Kamila Shamsie: Die Straße der Geschichtenerzähler
Aus dem Englischen von Ulrike Thiesmeyer
Berlin Verlag, Berlin 2015
383 Seiten, 15,99 Euro
Geschichtsstunde über koloniale Unterdrückung
In "Die Straße der Geschichtenerzähler" wirft Kamila Shamsie zwei Perspektiven auf das Leben um 1914 im britisch verwalteten Peschawar. Sie schildert die völlig unterschiedlichen Welten einer emanzipierten englischen Archäologin und eines kriegsversehrten Pathanen.
Eine Liebesgeschichte, die nie sein darf, was sie sein möchte. Ein historischer Roman, der Klassen- und Rassendünkel anprangert und ein Stück unbewältigter britischer Kolonialgeschichte zeigt.
Die in Pakistan geborene, in London lebende Schriftstellerin Kamila Shamsie hat sich in ihrem fünften Roman der Geschichte und Geschichtsschreibung angenommen.
Es beginnt im 5. Jahrhundert vor Christus. Skylax, ein Sohn Kariens, eines kleinasiatischen Volksstammes, erkundet im Auftrag des persischen Königs den Indus, den mächtigsten Fluss des heutigen Pakistans. Auf seinem Haupt ein kostbarer Silberreif. Der wird im Roman noch eine dramatische Rolle spielen.

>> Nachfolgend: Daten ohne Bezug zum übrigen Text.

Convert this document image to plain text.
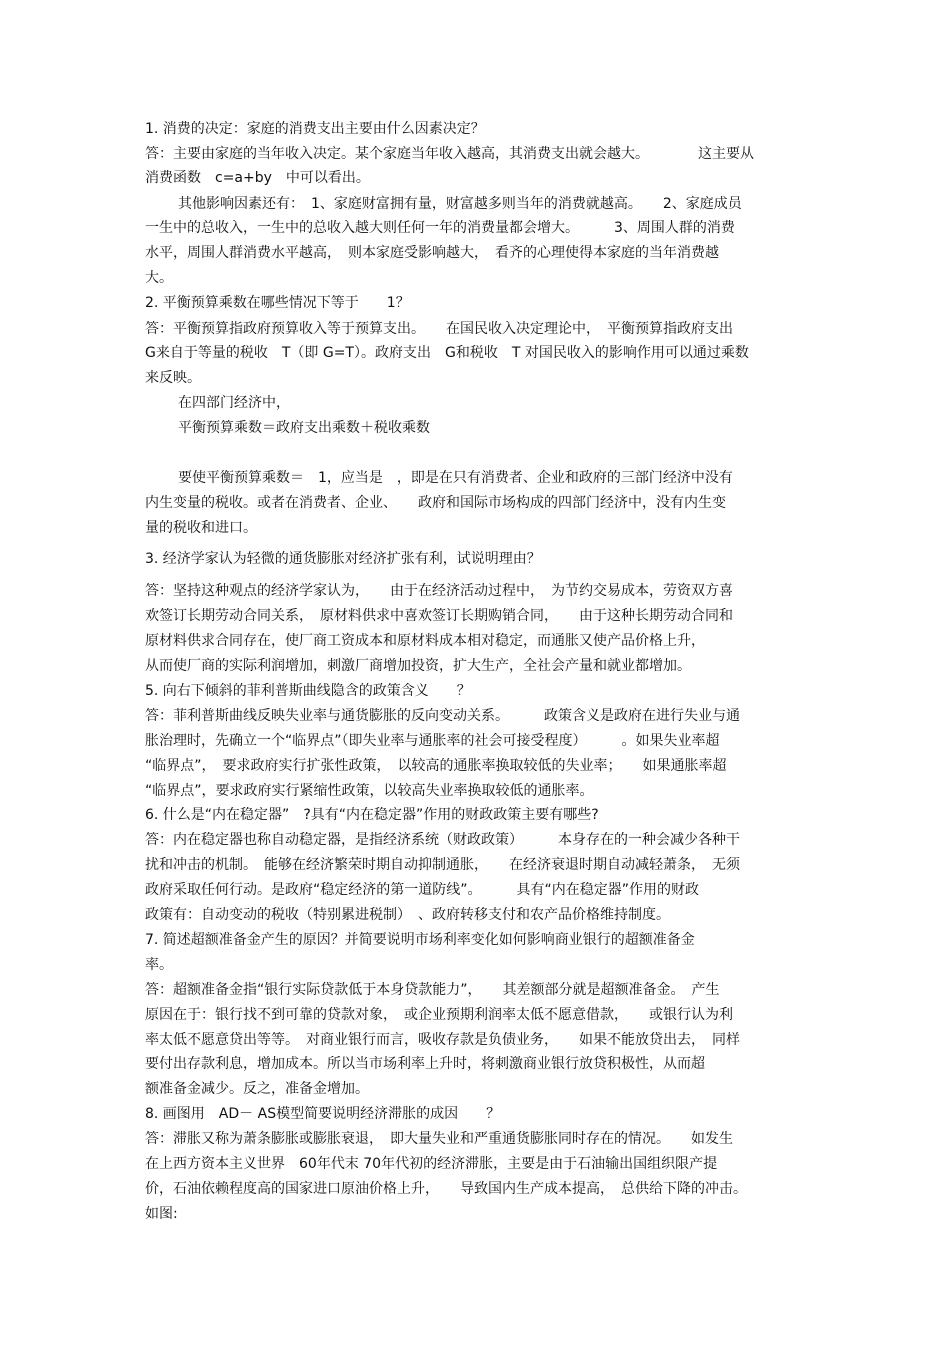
1. 消费的决定：家庭的消费支出主要由什么因素决定？
答：主要由家庭的当年收入决定。某个家庭当年收入越高，其消费支出就会越大。　　　　这主要从
消费函数　c=a+by　中可以看出。
其他影响因素还有：　1、家庭财富拥有量，财富越多则当年的消费就越高。　　2、家庭成员
一生中的总收入，一生中的总收入越大则任何一年的消费量都会增大。　　　3、周围人群的消费
水平，周围人群消费水平越高，　则本家庭受影响越大，　看齐的心理使得本家庭的当年消费越
大。
2. 平衡预算乘数在哪些情况下等于　　1？
答：平衡预算指政府预算收入等于预算支出。　　在国民收入决定理论中，　平衡预算指政府支出
G来自于等量的税收　T（即 G=T）。政府支出　G和税收　T 对国民收入的影响作用可以通过乘数
来反映。
在四部门经济中，
平衡预算乘数＝政府支出乘数＋税收乘数
要使平衡预算乘数＝　1，应当是　，即是在只有消费者、企业和政府的三部门经济中没有
内生变量的税收。或者在消费者、企业、　　政府和国际市场构成的四部门经济中，没有内生变
量的税收和进口。
3. 经济学家认为轻微的通货膨胀对经济扩张有利，试说明理由？
答：坚持这种观点的经济学家认为，　　由于在经济活动过程中，　为节约交易成本，劳资双方喜
欢签订长期劳动合同关系，　原材料供求中喜欢签订长期购销合同，　　由于这种长期劳动合同和
原材料供求合同存在，使厂商工资成本和原材料成本相对稳定，而通胀又使产品价格上升，
从而使厂商的实际利润增加，刺激厂商增加投资，扩大生产，全社会产量和就业都增加。
5. 向右下倾斜的菲利普斯曲线隐含的政策含义　　？
答：菲利普斯曲线反映失业率与通货膨胀的反向变动关系。　　　政策含义是政府在进行失业与通
胀治理时，先确立一个“临界点”（即失业率与通胀率的社会可接受程度）　　　。如果失业率超
“临界点”，　要求政府实行扩张性政策，　以较高的通胀率换取较低的失业率；　　如果通胀率超
“临界点”，要求政府实行紧缩性政策，以较高失业率换取较低的通胀率。
6. 什么是“内在稳定器”　?具有“内在稳定器”作用的财政政策主要有哪些?
答：内在稳定器也称自动稳定器，是指经济系统（财政政策）　　　本身存在的一种会减少各种干
扰和冲击的机制。　能够在经济繁荣时期自动抑制通胀，　　在经济衰退时期自动减轻萧条，　无须
政府采取任何行动。是政府“稳定经济的第一道防线”。　　　具有“内在稳定器”作用的财政
政策有：自动变动的税收（特别累进税制）　、政府转移支付和农产品价格维持制度。
7. 简述超额准备金产生的原因？并简要说明市场利率变化如何影响商业银行的超额准备金
率。
答：超额准备金指“银行实际贷款低于本身贷款能力”，　　其差额部分就是超额准备金。　产生
原因在于：银行找不到可靠的贷款对象，　或企业预期利润率太低不愿意借款，　　或银行认为利
率太低不愿意贷出等等。　对商业银行而言，吸收存款是负债业务，　　如果不能放贷出去，　同样
要付出存款利息，增加成本。所以当市场利率上升时，将刺激商业银行放贷积极性，从而超
额准备金减少。反之，准备金增加。
8. 画图用　AD－ AS模型简要说明经济滞胀的成因　　？
答：滞胀又称为萧条膨胀或膨胀衰退，　即大量失业和严重通货膨胀同时存在的情况。　　如发生
在上西方资本主义世界　60年代末 70年代初的经济滞胀，主要是由于石油输出国组织限产提
价，石油依赖程度高的国家进口原油价格上升，　　导致国内生产成本提高，　总供给下降的冲击。
如图:
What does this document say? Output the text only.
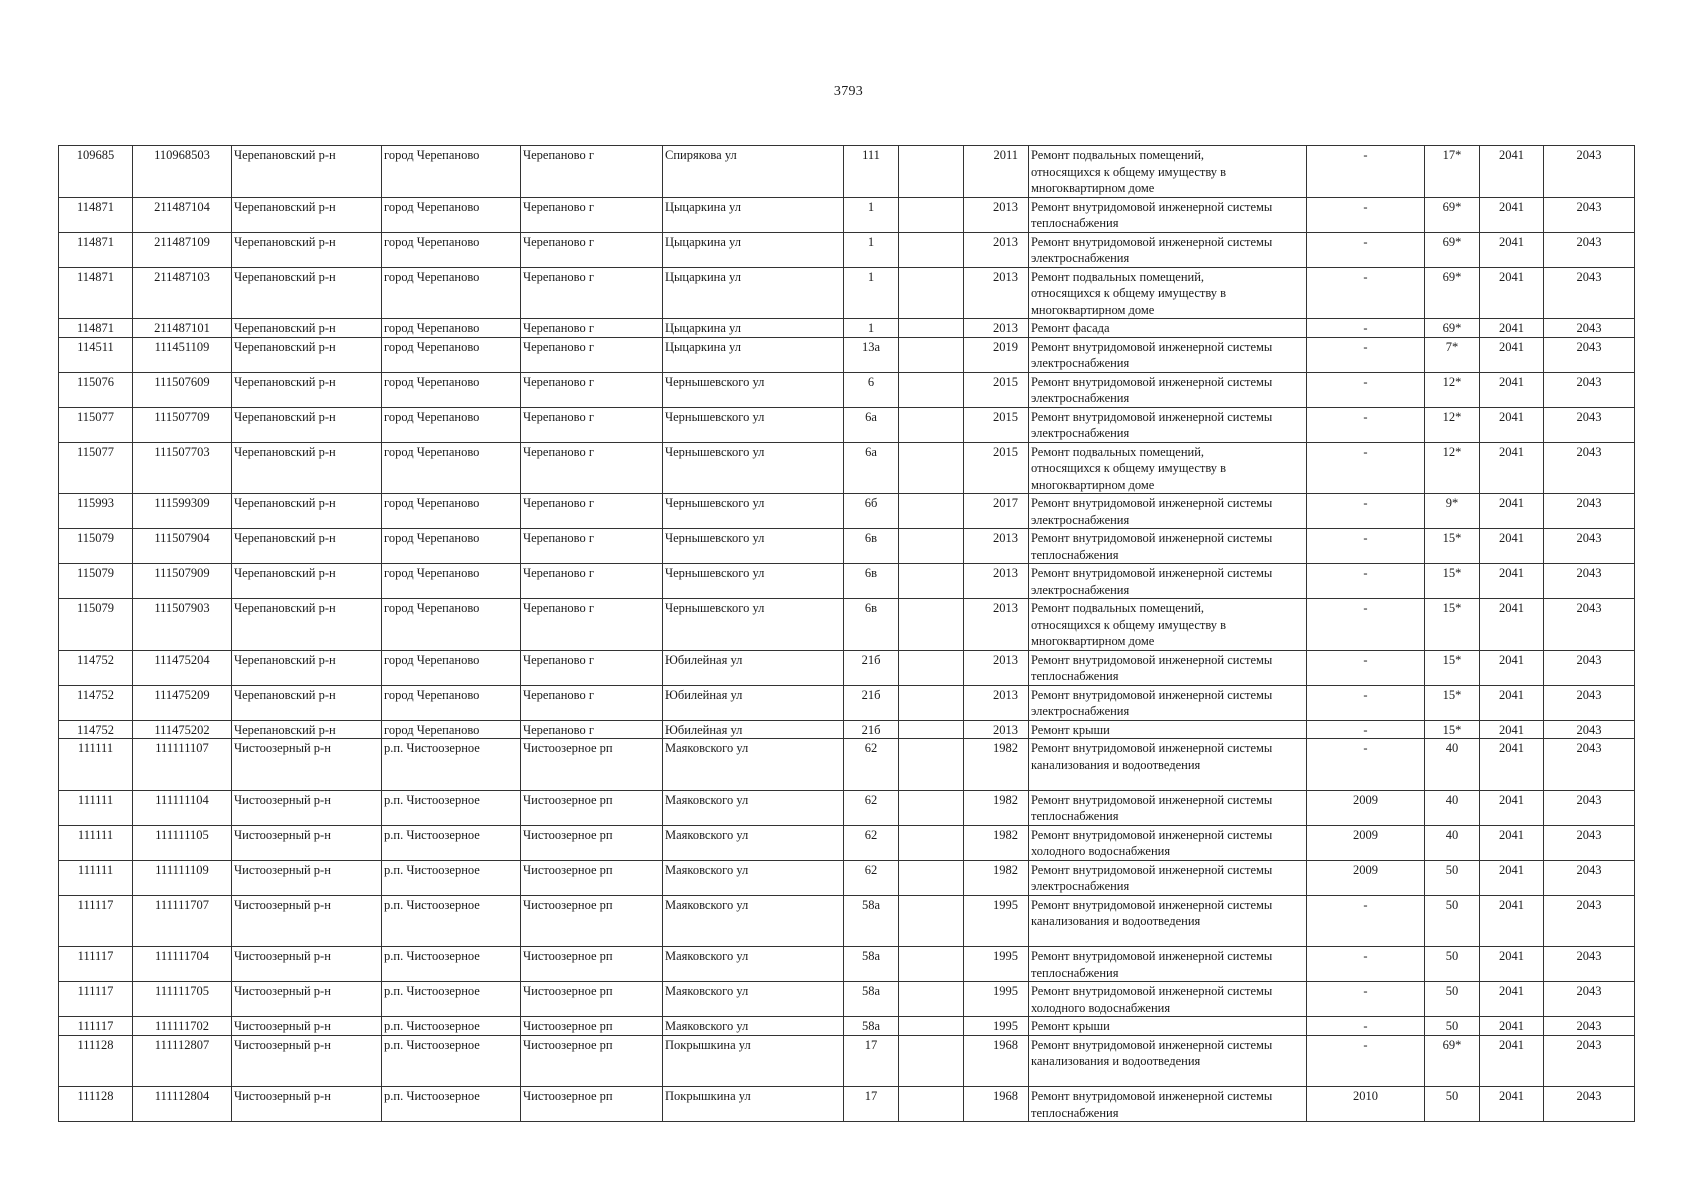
3793
109685	110968503	Черепановский р-н	город Черепаново	Черепаново г	Спирякова ул	111		2011	Ремонт подвальных помещений,
относящихся к общему имуществу в
многоквартирном доме	-	17*	2041	2043
114871	211487104	Черепановский р-н	город Черепаново	Черепаново г	Цыцаркина ул	1		2013	Ремонт внутридомовой инженерной системы
теплоснабжения	-	69*	2041	2043
114871	211487109	Черепановский р-н	город Черепаново	Черепаново г	Цыцаркина ул	1		2013	Ремонт внутридомовой инженерной системы
электроснабжения	-	69*	2041	2043
114871	211487103	Черепановский р-н	город Черепаново	Черепаново г	Цыцаркина ул	1		2013	Ремонт подвальных помещений,
относящихся к общему имуществу в
многоквартирном доме	-	69*	2041	2043
114871	211487101	Черепановский р-н	город Черепаново	Черепаново г	Цыцаркина ул	1		2013	Ремонт фасада	-	69*	2041	2043
114511	111451109	Черепановский р-н	город Черепаново	Черепаново г	Цыцаркина ул	13а		2019	Ремонт внутридомовой инженерной системы
электроснабжения	-	7*	2041	2043
115076	111507609	Черепановский р-н	город Черепаново	Черепаново г	Чернышевского ул	6		2015	Ремонт внутридомовой инженерной системы
электроснабжения	-	12*	2041	2043
115077	111507709	Черепановский р-н	город Черепаново	Черепаново г	Чернышевского ул	6а		2015	Ремонт внутридомовой инженерной системы
электроснабжения	-	12*	2041	2043
115077	111507703	Черепановский р-н	город Черепаново	Черепаново г	Чернышевского ул	6а		2015	Ремонт подвальных помещений,
относящихся к общему имуществу в
многоквартирном доме	-	12*	2041	2043
115993	111599309	Черепановский р-н	город Черепаново	Черепаново г	Чернышевского ул	6б		2017	Ремонт внутридомовой инженерной системы
электроснабжения	-	9*	2041	2043
115079	111507904	Черепановский р-н	город Черепаново	Черепаново г	Чернышевского ул	6в		2013	Ремонт внутридомовой инженерной системы
теплоснабжения	-	15*	2041	2043
115079	111507909	Черепановский р-н	город Черепаново	Черепаново г	Чернышевского ул	6в		2013	Ремонт внутридомовой инженерной системы
электроснабжения	-	15*	2041	2043
115079	111507903	Черепановский р-н	город Черепаново	Черепаново г	Чернышевского ул	6в		2013	Ремонт подвальных помещений,
относящихся к общему имуществу в
многоквартирном доме	-	15*	2041	2043
114752	111475204	Черепановский р-н	город Черепаново	Черепаново г	Юбилейная ул	21б		2013	Ремонт внутридомовой инженерной системы
теплоснабжения	-	15*	2041	2043
114752	111475209	Черепановский р-н	город Черепаново	Черепаново г	Юбилейная ул	21б		2013	Ремонт внутридомовой инженерной системы
электроснабжения	-	15*	2041	2043
114752	111475202	Черепановский р-н	город Черепаново	Черепаново г	Юбилейная ул	21б		2013	Ремонт крыши	-	15*	2041	2043
111111	111111107	Чистоозерный р-н	р.п. Чистоозерное	Чистоозерное рп	Маяковского ул	62		1982	Ремонт внутридомовой инженерной системы
канализования и водоотведения	-	40	2041	2043
111111	111111104	Чистоозерный р-н	р.п. Чистоозерное	Чистоозерное рп	Маяковского ул	62		1982	Ремонт внутридомовой инженерной системы
теплоснабжения	2009	40	2041	2043
111111	111111105	Чистоозерный р-н	р.п. Чистоозерное	Чистоозерное рп	Маяковского ул	62		1982	Ремонт внутридомовой инженерной системы
холодного водоснабжения	2009	40	2041	2043
111111	111111109	Чистоозерный р-н	р.п. Чистоозерное	Чистоозерное рп	Маяковского ул	62		1982	Ремонт внутридомовой инженерной системы
электроснабжения	2009	50	2041	2043
111117	111111707	Чистоозерный р-н	р.п. Чистоозерное	Чистоозерное рп	Маяковского ул	58а		1995	Ремонт внутридомовой инженерной системы
канализования и водоотведения	-	50	2041	2043
111117	111111704	Чистоозерный р-н	р.п. Чистоозерное	Чистоозерное рп	Маяковского ул	58а		1995	Ремонт внутридомовой инженерной системы
теплоснабжения	-	50	2041	2043
111117	111111705	Чистоозерный р-н	р.п. Чистоозерное	Чистоозерное рп	Маяковского ул	58а		1995	Ремонт внутридомовой инженерной системы
холодного водоснабжения	-	50	2041	2043
111117	111111702	Чистоозерный р-н	р.п. Чистоозерное	Чистоозерное рп	Маяковского ул	58а		1995	Ремонт крыши	-	50	2041	2043
111128	111112807	Чистоозерный р-н	р.п. Чистоозерное	Чистоозерное рп	Покрышкина ул	17		1968	Ремонт внутридомовой инженерной системы
канализования и водоотведения	-	69*	2041	2043
111128	111112804	Чистоозерный р-н	р.п. Чистоозерное	Чистоозерное рп	Покрышкина ул	17		1968	Ремонт внутридомовой инженерной системы
теплоснабжения	2010	50	2041	2043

Die Überreste jenes alten Reiches der Perser zu suchen, hat sich die junge englische Archäologin Vivian Rose Spencer einer Gruppe von Archäologen angeschlossen. Sie graben 1914 an der türkischen Küste einen Tempelkomplex aus. Für eine junge Frau aus englischem Adel eine ungewöhnliche Aufgabe. Noch besitzen die Frauen in England kein Wahlrecht und gelten als unmündig. Dass sie sich in den türkischen Ausgräber Tahsin Bey verliebt, ist gesellschaftlich kaum akzeptabel.
Dann bricht der Erste Weltkrieg aus. Vivian Rose kehrt nach England zurück, pflegt Verwundete, eine Aufgabe, die sie extrem mitnimmt. Von ihrem Geliebten fehlt jegliche Spur. Als sich ihr die Chance bietet, an einer Ausgrabung in Peschawar teilzunehmen, damals englisches Kolonialgebiet, zögert sie keine Sekunde. Hier, so behaupten alte Schriften, ist der legendäre Silberreif Skylax‘s vergraben.
Verstöße gegen das Rollenverständnis
In Peschawar kreuzt Vivian Roses Weg den der zweiten Hauptfigur, des Pathanen Qayyum Gul, der als Soldat eines indischen Bataillons an der Westfront mitgekämpft und dabei ein Auge verloren hat. Er kehrt desillusioniert in seine Heimat zurück, nachdem er miterlebt hat, dass indische Soldaten wie Menschen zweiter Klasse behandelt wurden. Er schließt sich der gewaltlosen Widerstandsbewegung an.
Bleibt noch ein dritter Protagonist zu erwähnen: Najeeb, ein junger Pathane aus Peschawar, den Vivian Rose unter ihre Fittiche nimmt und dem sie Geschichtsunterricht gibt.
Kamila Shamsie zeigt eine emanzipierte Frau, die das Rollenverständnis ihrer Zeit nicht akzeptiert. Sie ist unverheiratet, läuft in einer Stadt, in der die einheimischen Frauen alle Burka tragen, unverschleiert herum, redet mit Männern. Sie begreift gar nicht, dass sie damit gegen die gesellschaftlichen Regeln des Zusammenlebens verstößt.
Kamila Shamie wechselt in ihrem konventionell erzählten Roman immer wieder die Perspektive: mal sehen wir die Ereignisse aus dem Blickwinkel der Engländerin, mal aus dem des kriegsversehrten Pathanen – zwei völlig verschiedene Welten. Vivian Rose nimmt die Demütigungen der Bevölkerung durch die Briten gar nicht wahr, begreift die Unterdrückung erst, als es zum gewaltlosen Protest kommt, der brutal und skrupellos von der britischen Armee zusammengeschossen wird. Ein historisches Massaker, bis heute offiziell von den Briten bagatellisiert. Eine unaufdringliche Geschichtsstunde über koloniale Unterdrückung, Emanzipation und Klassendenken, Widerstand und Freiheitssuche.